Humanist vs celebrant – what’s the difference?

Will you be our officiant







Many assume I’m a humanist and haven’t really heard of a civil celebrant – or a celibate, as I often get called!

I too, had only heard about humanists and my first experience of a humanist celebrant was at a friend’s wedding. It was a lovely service, in a marquee in a garden and very them. I wasn’t aware there was another type of celebrant until I trained as a civil celebrant when I started working as a funeral director.

A civil celebrant fitted better with me but both are similar in that they officiate a ceremony. They offer an alternative to a church or registrar service, whether it be someone’s funeral, a wedding, or something to mark the birth of a child.

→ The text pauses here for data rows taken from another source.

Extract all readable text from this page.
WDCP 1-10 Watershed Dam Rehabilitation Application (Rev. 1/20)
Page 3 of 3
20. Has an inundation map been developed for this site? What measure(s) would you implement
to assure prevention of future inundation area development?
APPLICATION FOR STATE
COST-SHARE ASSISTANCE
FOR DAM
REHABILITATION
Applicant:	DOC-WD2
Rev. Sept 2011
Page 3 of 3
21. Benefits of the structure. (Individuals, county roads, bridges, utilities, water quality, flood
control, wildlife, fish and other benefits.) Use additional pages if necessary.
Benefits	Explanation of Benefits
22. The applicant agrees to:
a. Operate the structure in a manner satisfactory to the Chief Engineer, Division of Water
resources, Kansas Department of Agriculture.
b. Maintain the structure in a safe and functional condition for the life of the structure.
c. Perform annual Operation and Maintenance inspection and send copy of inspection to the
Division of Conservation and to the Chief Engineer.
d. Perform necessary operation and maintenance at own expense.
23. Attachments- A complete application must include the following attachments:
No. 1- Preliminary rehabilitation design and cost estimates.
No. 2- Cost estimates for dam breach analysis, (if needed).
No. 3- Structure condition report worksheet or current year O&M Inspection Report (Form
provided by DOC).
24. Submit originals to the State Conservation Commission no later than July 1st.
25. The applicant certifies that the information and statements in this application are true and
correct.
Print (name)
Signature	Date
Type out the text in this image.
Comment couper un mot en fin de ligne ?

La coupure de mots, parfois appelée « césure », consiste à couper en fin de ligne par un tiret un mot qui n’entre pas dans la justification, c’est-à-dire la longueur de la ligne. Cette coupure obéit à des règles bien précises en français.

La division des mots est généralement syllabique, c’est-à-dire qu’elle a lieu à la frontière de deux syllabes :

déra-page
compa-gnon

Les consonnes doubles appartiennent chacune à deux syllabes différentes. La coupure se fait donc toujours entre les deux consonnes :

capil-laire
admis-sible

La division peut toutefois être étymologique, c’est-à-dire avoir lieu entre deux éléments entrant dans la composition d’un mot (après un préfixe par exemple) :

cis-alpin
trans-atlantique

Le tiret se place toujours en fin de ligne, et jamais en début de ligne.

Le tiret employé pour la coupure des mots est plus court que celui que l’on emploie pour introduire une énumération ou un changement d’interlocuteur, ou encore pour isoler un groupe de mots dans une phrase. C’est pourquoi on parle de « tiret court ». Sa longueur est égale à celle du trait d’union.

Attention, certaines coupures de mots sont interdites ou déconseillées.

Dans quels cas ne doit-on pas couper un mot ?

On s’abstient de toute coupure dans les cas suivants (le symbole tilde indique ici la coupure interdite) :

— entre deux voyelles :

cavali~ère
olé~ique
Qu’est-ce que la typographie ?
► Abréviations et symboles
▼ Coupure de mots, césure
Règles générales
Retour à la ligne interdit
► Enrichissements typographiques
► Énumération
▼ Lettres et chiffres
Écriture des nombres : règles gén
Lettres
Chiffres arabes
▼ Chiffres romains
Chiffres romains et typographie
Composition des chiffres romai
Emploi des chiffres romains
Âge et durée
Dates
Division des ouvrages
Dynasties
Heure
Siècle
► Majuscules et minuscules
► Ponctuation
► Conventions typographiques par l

Both also work in the same way regarding how a service is created (with a script) and a personal approach as well as being able to conduct a ceremony in any location (with the exception of a church, or religious building).

Celebrants work independently and they have choice regarding what they feel is appropriate to include in a couple’s ceremony. However, the main difference is that humanism is a belief in itself and a way of life that people adhere to.

Humanists don’t believe in religion and as such only offer secular ceremonies, so they don’t include any religious aspects in their ceremonies (although you may have religious content through readings from others).

Equally, I know of some civil celebrants who also won’t include religion within a service and I know of some civil celebrants who won’t conduct same sex ceremonies.

Personally, my beliefs don’t come into a ceremony. I feel it’s about the person who has died and those arranging the funeral, or the couple – of any sex, or the family of any faith in terms of a naming ceremony.

I will include materials according to the religion, faith, belief or culture of the client, or the wishes of the loved one. So, for any civil funeral ceremony, I’m happy to read from the bible, say some prayers and to include hymns or religious music. Some people tell me, while they aren’t religious, they feel religion should be included on behalf of those attending a service, for example.

And I’m also happy to not include any religious content at all.

For me, it’s about making the service as personal and memorable as possible; creating a different ceremony that is unique and in which the person, the couple or the child, is central.

For funerals, it’s about helping with the grieving process as well and making sure that final good bye is as good as it possibly can be for those left behind in the hope of giving some comfort at what can be a very difficult time.

When thinking about a humanist or a civil celebrant, I’d recommend meeting a few and seeing who you connect with best. The relationship, trust and understanding is important and picking someone you feel comfortable with will ensure your ceremony is much more meaningful and memorable.